|I thank the authors for the responses they provided to each of my comments. If I was convinced by some responses (e.g. about DOC concentration or the two scenarios of temporal pH and SOC trends for long-term ecotoxicological predictions), I am also still very doubtful about what it is to me the bulk of the paper, i.e. the modelling of total and labile metal concentrations in soil overtime.|
To me, the adequate prediction of total metal concentation in soil overtime is a vital perequisite to an adequate prediction of the labile metal pool, more particular when the latter is thereafter used to predict ecotoxicological consequences. Indeed, total metal concentrations in contaminated soils remained the primary (and even sometime a reasonably good) indicator for further risk assessment (see e.g. Mossa et al. 2020, https://doi.org/10.1016/j.scitotenv.2020.137441). However, the authors provided the simulations of total metal concentrations overtime in figure S6, which showed that predictions matched very barely observations with some very large discrepancy both in the absolute values predicted and in the trends simulated (increasing vs. decreasing). Considering such large discrepancy, it is even surprising that the predictions of labile metal concentrations were relatively good and it questions how it can be as good while total metal concentrations are poorly predicted. Something does not match here. As already underlined, the case of Cu is even more worrying and should definitely be removed. Overall, the IDDM is an interesting approach but I think that the dataset from the Zofe used here to assess the relevance of its application to the study of the long-term soil contamination by organic amendment applications is an issue. The trends in metal concentration in soil observed are far from the bulk of literature showing an increasing pattern of metal concentrations in soil overtime and this discrepancy with the literature is not clearly characterised and discussed (only disputable hypotheses for Cu for instance). To say that briefly, the tool is relevant but the present case study is not due to too many uncertainties and non-representative and non-understandable patterns in the dataset.
Secondly, the fact that the authors did not have dedicated measurements to validate the modelling approach used to account for lateral mixing is worrying. Considering the simulations presented in figure 5 for the Idealised trend, it is really not obvious to say that lateral mixing provide an improvement in the fitting of the observed data (except for SS).
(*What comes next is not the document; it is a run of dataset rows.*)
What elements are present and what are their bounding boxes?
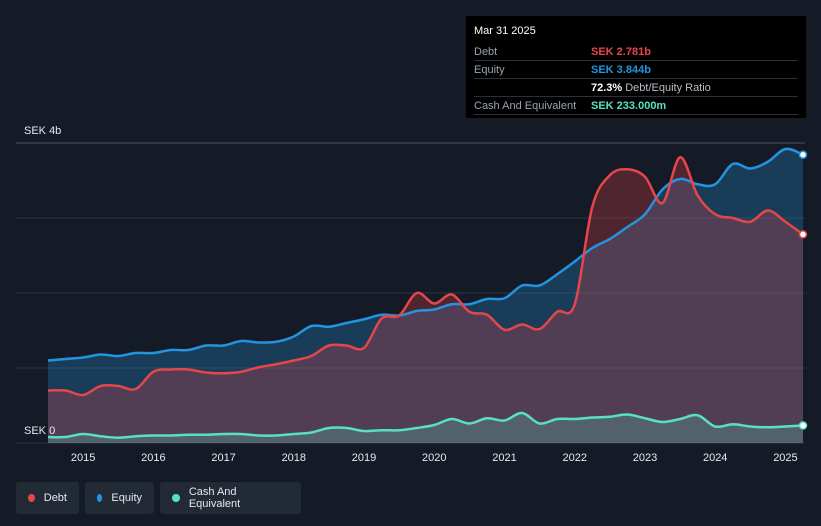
tooltip-row-debt: Debt SEK 2.781b (474, 44, 798, 61)
cash-area (48, 412, 803, 443)
equity-endpoint (798, 150, 808, 159)
x-tick-label: 2017 (211, 452, 235, 464)
legend-debt-label: Debt (43, 492, 67, 504)
x-tick-label: 2022 (563, 452, 587, 464)
debt-endpoint (798, 230, 808, 239)
x-tick-label: 2025 (773, 452, 797, 464)
x-tick-label: 2015 (71, 452, 95, 464)
tooltip-cash-label: Cash And Equivalent (474, 100, 577, 112)
x-tick-label: 2024 (703, 452, 727, 464)
tooltip-cash-value: SEK 233.000m (591, 100, 667, 112)
tooltip-equity-value: SEK 3.844b (591, 64, 651, 76)
debt-dot-icon (28, 494, 35, 502)
tooltip: Mar 31 2025 Debt SEK 2.781b Equity SEK 3… (466, 16, 806, 118)
legend-item-equity[interactable]: Equity (85, 482, 154, 514)
grid-lines (16, 142, 805, 444)
cash-line (47, 411, 804, 439)
tooltip-row-equity: Equity SEK 3.844b (474, 62, 798, 79)
tooltip-debt-value: SEK 2.781b (591, 46, 651, 58)
x-tick-label: 2018 (282, 452, 306, 464)
cash-dot-icon (172, 494, 180, 502)
y-axis-bottom-label: SEK 0 (24, 425, 56, 437)
debt-line (47, 156, 804, 397)
legend-item-debt[interactable]: Debt (16, 482, 79, 514)
legend-cash-label: Cash And Equivalent (188, 486, 241, 510)
tooltip-ratio-value: 72.3% (591, 82, 623, 94)
equity-line (47, 147, 804, 362)
cash-endpoint (798, 421, 808, 430)
x-tick-label: 2021 (492, 452, 516, 464)
tooltip-ratio-label: Debt/Equity Ratio (625, 82, 711, 94)
legend-equity-label: Equity (111, 492, 142, 504)
x-tick-label: 2020 (422, 452, 446, 464)
tooltip-date: Mar 31 2025 (474, 25, 536, 37)
tooltip-row-cash: Cash And Equivalent SEK 233.000m (474, 98, 798, 115)
equity-dot-icon (97, 494, 103, 502)
tooltip-equity-label: Equity (474, 64, 505, 76)
legend: Debt Equity Cash And Equivalent (16, 482, 301, 514)
x-tick-label: 2023 (633, 452, 657, 464)
y-axis-top-label: SEK 4b (24, 125, 62, 137)
equity-area (48, 148, 803, 443)
legend-item-cash[interactable]: Cash And Equivalent (160, 482, 301, 514)
x-tick-label: 2016 (141, 452, 165, 464)
tooltip-debt-label: Debt (474, 46, 498, 58)
debt-area (48, 157, 803, 443)
series-endpoints (798, 150, 808, 430)
x-axis-ticks: 2015 2016 2017 2018 2019 2020 2021 2022 2023 2024… (71, 452, 798, 464)
series-areas (48, 148, 803, 443)
series-lines (47, 147, 804, 439)
x-tick-label: 2019 (352, 452, 376, 464)
tooltip-row-ratio: 72.3% Debt/Equity Ratio (474, 80, 798, 97)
Accordingly, the validation of the modelling approach used to account for lateral mixing with a dedicated, complementary dataset seems to me necessary.
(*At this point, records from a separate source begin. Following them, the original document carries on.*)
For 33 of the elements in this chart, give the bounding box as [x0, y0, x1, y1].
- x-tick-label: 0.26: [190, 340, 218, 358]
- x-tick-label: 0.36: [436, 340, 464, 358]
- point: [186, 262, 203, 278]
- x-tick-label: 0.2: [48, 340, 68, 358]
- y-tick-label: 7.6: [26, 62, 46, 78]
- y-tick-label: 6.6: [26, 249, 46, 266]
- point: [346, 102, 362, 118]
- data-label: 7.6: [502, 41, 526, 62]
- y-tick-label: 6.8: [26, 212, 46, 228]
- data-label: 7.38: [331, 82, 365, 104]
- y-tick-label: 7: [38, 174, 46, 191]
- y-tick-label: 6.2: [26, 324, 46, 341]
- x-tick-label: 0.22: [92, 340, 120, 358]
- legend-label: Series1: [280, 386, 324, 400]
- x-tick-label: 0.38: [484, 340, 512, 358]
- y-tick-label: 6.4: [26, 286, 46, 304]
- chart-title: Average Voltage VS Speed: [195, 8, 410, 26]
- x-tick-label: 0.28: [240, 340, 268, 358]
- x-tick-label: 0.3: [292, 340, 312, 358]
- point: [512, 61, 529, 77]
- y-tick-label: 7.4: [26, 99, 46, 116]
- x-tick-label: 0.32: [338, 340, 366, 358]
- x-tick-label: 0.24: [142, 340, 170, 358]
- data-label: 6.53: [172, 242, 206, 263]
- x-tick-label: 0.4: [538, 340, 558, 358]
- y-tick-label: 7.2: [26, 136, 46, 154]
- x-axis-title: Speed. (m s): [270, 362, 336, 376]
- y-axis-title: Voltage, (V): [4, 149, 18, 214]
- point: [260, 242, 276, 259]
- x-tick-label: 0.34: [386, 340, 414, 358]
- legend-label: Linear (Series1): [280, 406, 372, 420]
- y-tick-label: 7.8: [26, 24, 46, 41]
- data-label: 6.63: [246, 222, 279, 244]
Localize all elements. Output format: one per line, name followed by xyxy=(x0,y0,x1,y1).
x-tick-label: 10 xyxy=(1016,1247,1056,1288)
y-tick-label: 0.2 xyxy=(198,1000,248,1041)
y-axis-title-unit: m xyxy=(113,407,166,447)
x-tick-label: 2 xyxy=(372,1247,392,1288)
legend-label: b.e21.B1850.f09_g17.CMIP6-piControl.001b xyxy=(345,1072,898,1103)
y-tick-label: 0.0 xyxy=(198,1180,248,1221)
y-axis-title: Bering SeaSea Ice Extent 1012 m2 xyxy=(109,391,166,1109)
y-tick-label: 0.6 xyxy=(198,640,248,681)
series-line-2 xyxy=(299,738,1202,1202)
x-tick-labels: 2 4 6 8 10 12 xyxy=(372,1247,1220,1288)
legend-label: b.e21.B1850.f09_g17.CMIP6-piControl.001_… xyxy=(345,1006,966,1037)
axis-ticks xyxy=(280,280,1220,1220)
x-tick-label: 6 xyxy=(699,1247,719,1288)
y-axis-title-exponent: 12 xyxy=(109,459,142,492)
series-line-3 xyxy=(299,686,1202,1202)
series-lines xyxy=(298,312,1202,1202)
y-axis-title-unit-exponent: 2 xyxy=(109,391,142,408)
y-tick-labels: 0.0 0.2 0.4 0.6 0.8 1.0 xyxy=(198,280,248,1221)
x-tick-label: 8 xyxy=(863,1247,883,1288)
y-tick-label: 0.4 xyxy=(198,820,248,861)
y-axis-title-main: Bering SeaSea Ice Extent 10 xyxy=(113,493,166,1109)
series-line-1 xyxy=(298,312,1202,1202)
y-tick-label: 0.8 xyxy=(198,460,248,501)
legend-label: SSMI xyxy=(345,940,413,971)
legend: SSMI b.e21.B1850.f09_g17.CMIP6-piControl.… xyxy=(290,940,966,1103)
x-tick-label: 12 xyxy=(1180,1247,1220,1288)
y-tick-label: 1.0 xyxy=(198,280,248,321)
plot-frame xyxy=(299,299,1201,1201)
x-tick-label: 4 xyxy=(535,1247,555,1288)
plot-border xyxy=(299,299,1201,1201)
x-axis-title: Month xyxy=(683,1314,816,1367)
Finally, I am not convinced by the statement about the interest of the Ftir and XRD datasets. I do not seen the necessity of using the Ftir data to confirm the decreasing trend of SOC overtime (Ftir is not an adequate tool to make quantitative estimation of SOC). Also, showing that the nature of SOC differs between treatments does not give any practical information about the potential impact of these differences on the evolution of metal lability in soil. Finally, XRD is not a very sensible technique. So, to show a change in the mineralogy of a soil sample, you need to have very important changes. In the present case, do you have factual data supporting the fact that the inorganic phases added by organic amendments can be high enough to quantitatively alter soil mineralogy. Beyond that, to my point of view, both Ftir and XRD datasets are extra datasets that do not provide additional relevant information (i.e. factual and quantitative) for the purpose of the paper which is to simulate overtime metal lability.